Research In Motion has restored service to millions of BlackBerry users in North America who lost their connections Tuesday night.

The company has not said why its network was interrupted over a period of several hours.

The “root cause is currently under review,” according to a statement. “RIM is closely monitoring systems in order to maintain normal service levels.”

Shock Waves

The outage — which no doubt pushed more than a few high-charging executive “crackberries” close to their breaking points — also depressed the company’s stock price by about 1 percent, albeit temporarily. Trading was almost back to normal by noon on Wednesday.

During the event, service was either delayed or disrupted. Some users reported receiving no e-mails for a period of time, then getting several e-mails in one batch. There were reports of problems in Hong Kong, although the large majority of affected customers appear to have been in North America.

What was unique about this outage was its length, noted Ahmed Datoo, vice president of marketing at Zenprise, which provides an automated service-management application for enterprise BlackBerry environments.

“In general, these networks are fairly reliable,” he told the E-Commerce Times. “If there are outages, they tend to be short in duration.”

Total service restoration is likely to take some time, observed Carmi Levy, senior research analyst with Info-Tech Research Group, as RIM will have to turn service back up incrementally to allow the servers to disperse backed-up e-mails gradually.

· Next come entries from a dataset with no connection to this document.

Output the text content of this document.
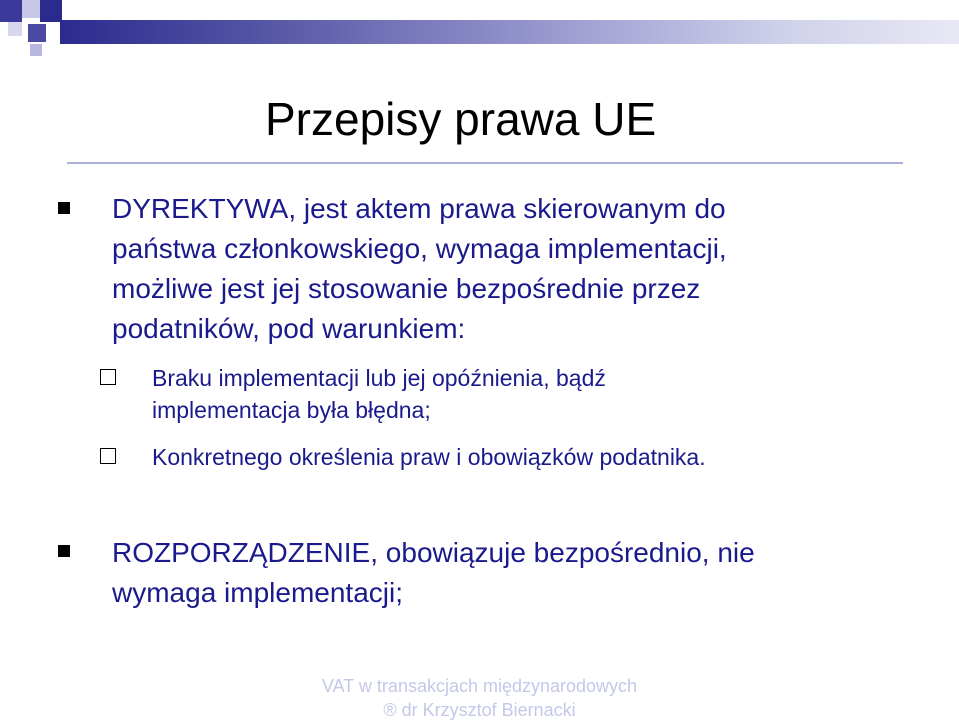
Przepisy prawa UE
DYREKTYWA, jest aktem prawa skierowanym do
państwa członkowskiego, wymaga implementacji,
możliwe jest jej stosowanie bezpośrednie przez
podatników, pod warunkiem:
Braku implementacji lub jej opóźnienia, bądź
implementacja była błędna;
Konkretnego określenia praw i obowiązków podatnika.
ROZPORZĄDZENIE, obowiązuje bezpośrednio, nie
wymaga implementacji;
VAT w transakcjach międzynarodowych
® dr Krzysztof Biernacki
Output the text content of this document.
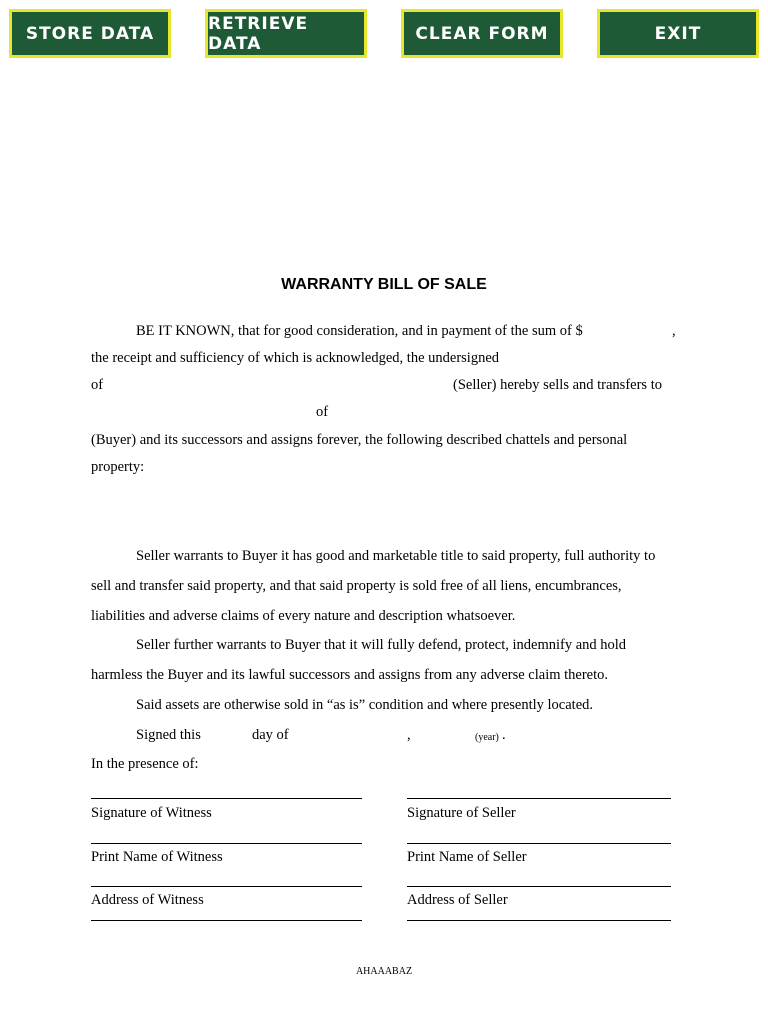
STORE DATA	RETRIEVE DATA	CLEAR FORM	EXIT
WARRANTY BILL OF SALE
BE IT KNOWN, that for good consideration, and in payment of the sum of $	,
the receipt and sufficiency of which is acknowledged, the undersigned
of	(Seller) hereby sells and transfers to
of
(Buyer) and its successors and assigns forever, the following described chattels and personal
property:
Seller warrants to Buyer it has good and marketable title to said property, full authority to
sell and transfer said property, and that said property is sold free of all liens, encumbrances,
liabilities and adverse claims of every nature and description whatsoever.
Seller further warrants to Buyer that it will fully defend, protect, indemnify and hold
harmless the Buyer and its lawful successors and assigns from any adverse claim thereto.
Said assets are otherwise sold in “as is” condition and where presently located.
Signed this	day of	,	(year) .
In the presence of:
Signature of Witness	Signature of Seller
Print Name of Witness	Print Name of Seller
Address of Witness	Address of Seller
AHAAABAZ
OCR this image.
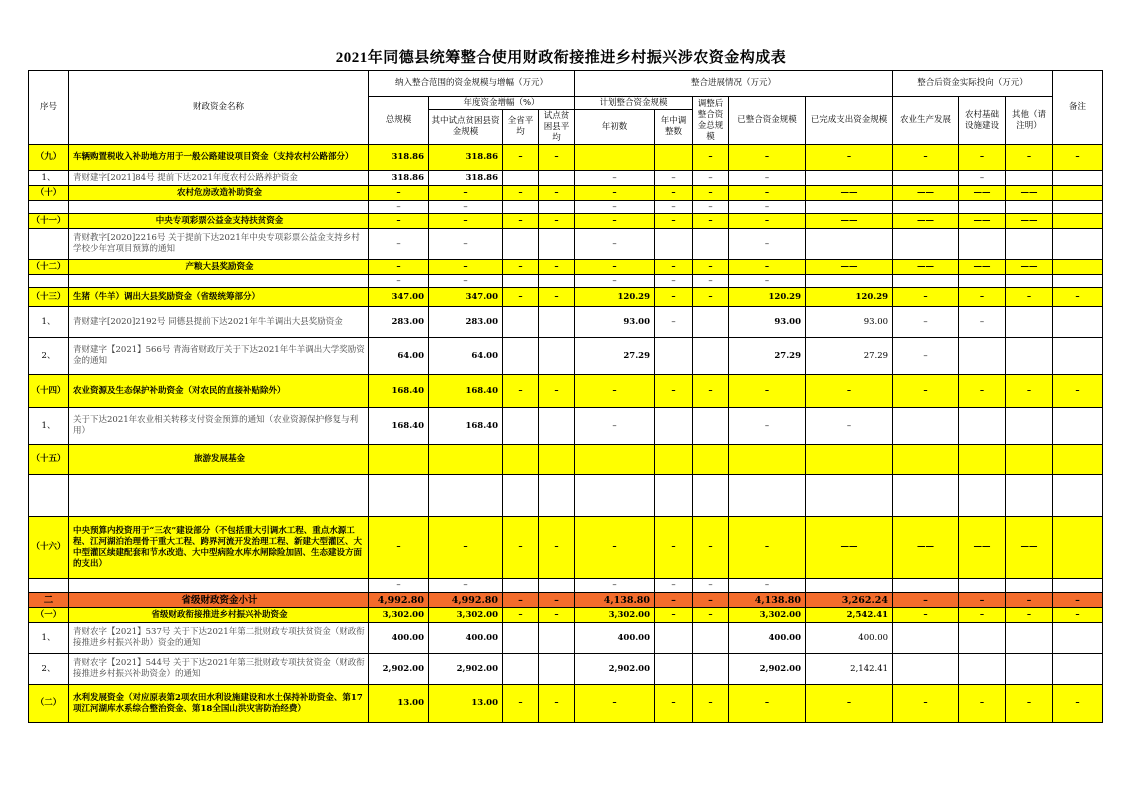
2021年同德县统筹整合使用财政衔接推进乡村振兴涉农资金构成表
序号	财政资金名称	纳入整合范围的资金规模与增幅（万元）				整合进展情况（万元）					整合后资金实际投向（万元）			备注
		总规模	年度资金增幅（%）			计划整合资金规模		调整后整合资金总规模	已整合资金规模	已完成支出资金规模	农业生产发展	农村基础设施建设	其他（请注明）	
			其中试点贫困县资金规模	全省平均	试点贫困县平均	年初数	年中调整数							
（九）	车辆购置税收入补助地方用于一般公路建设项目资金（支持农村公路部分）	318.86	318.86	–	–			–	–	–	–	–	–	–
1、	青财建字[2021]84号 提前下达2021年度农村公路养护资金	318.86	318.86			–	–	–	–			–		
（十）	农村危房改造补助资金	–	–	–	–	–	–	–	–	——	——	——	——	
		–	–			–	–	–	–					
（十一）	中央专项彩票公益金支持扶贫资金	–	–	–	–	–	–	–	–	——	——	——	——	
	青财教字[2020]2216号 关于提前下达2021年中央专项彩票公益金支持乡村学校少年宫项目预算的通知	–	–			–			–					
（十二）	产粮大县奖励资金	–	–	–	–	–	–	–	–	——	——	——	——	
		–	–			–	–	–	–					
（十三）	生猪（牛羊）调出大县奖励资金（省级统筹部分）	347.00	347.00	–	–	120.29	–	–	120.29	120.29	–	–	–	–
1、	青财建字[2020]2192号 同德县提前下达2021年牛羊调出大县奖励资金	283.00	283.00			93.00	–		93.00	93.00	–	–		
2、	青财建字【2021】566号 青海省财政厅关于下达2021年牛羊调出大学奖励资金的通知	64.00	64.00			27.29			27.29	27.29	–			
（十四）	农业资源及生态保护补助资金（对农民的直接补贴除外）	168.40	168.40	–	–	–	–	–	–	–	–	–	–	–
1、	关于下达2021年农业相关转移支付资金预算的通知（农业资源保护修复与利用）	168.40	168.40			–			–	–				
（十五）	旅游发展基金													

（十六）	中央预算内投资用于“三农”建设部分（不包括重大引调水工程、重点水源工程、江河湖泊治理骨干重大工程、跨界河流开发治理工程、新建大型灌区、大中型灌区续建配套和节水改造、大中型病险水库水闸除险加固、生态建设方面的支出）	–	–	–	–	–	–	–	–	——	——	——	——	
		–	–			–	–	–	–					
二	省级财政资金小计	4,992.80	4,992.80	–	–	4,138.80	–	–	4,138.80	3,262.24	–	–	–	–
（一）	省级财政衔接推进乡村振兴补助资金	3,302.00	3,302.00	–	–	3,302.00	–	–	3,302.00	2,542.41	–	–	–	–
1、	青财农字【2021】537号 关于下达2021年第二批财政专项扶贫资金（财政衔接推进乡村振兴补助）资金的通知	400.00	400.00			400.00			400.00	400.00				
2、	青财农字【2021】544号 关于下达2021年第三批财政专项扶贫资金（财政衔接推进乡村振兴补助资金）的通知	2,902.00	2,902.00			2,902.00			2,902.00	2,142.41				
（二）	水利发展资金（对应原表第2项农田水利设施建设和水土保持补助资金、第17项江河湖库水系综合整治资金、第18全国山洪灾害防治经费）	13.00	13.00	–	–	–	–	–	–	–	–	–	–	–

“It’s called ‘load balancing’ and is the normal procedure to follow when there’s been a service interruption of this nature,” he explained.

Longer View

BlackBerry fans will probably forgive and forget this outage, especially if RIM keeps its service running smoothly. One group, though, that may be thinking deep thoughts about its relationship with RIM are the carriers, speculated Funambol CEO Fabrizio Capobianco. Funambol is an open source alternative to RIM that provides e-mail access to cell phones.

E-mail sent through the BlackBerry system is initially routed through RIM’s servers, and then completes its journey through the networks of wireless providers, including AT&T, Verizon and Sprint-Nextel, Capobianco explained.

“The problem is RIM is a single point of failure for the operation,” he told the E-Commerce Times. “All of the carriers connect to one network. But it is the carriers [that have] SLAs (service level agreements) with customers.”

In short, the carriers’ brands and reputations are riding on the performance of RIM’s servers.

“Carriers trusted RIM with the high-end enterprise market, but it is possible they might not want to do that again when they start to move into the consumer market,” Capobianco remarked.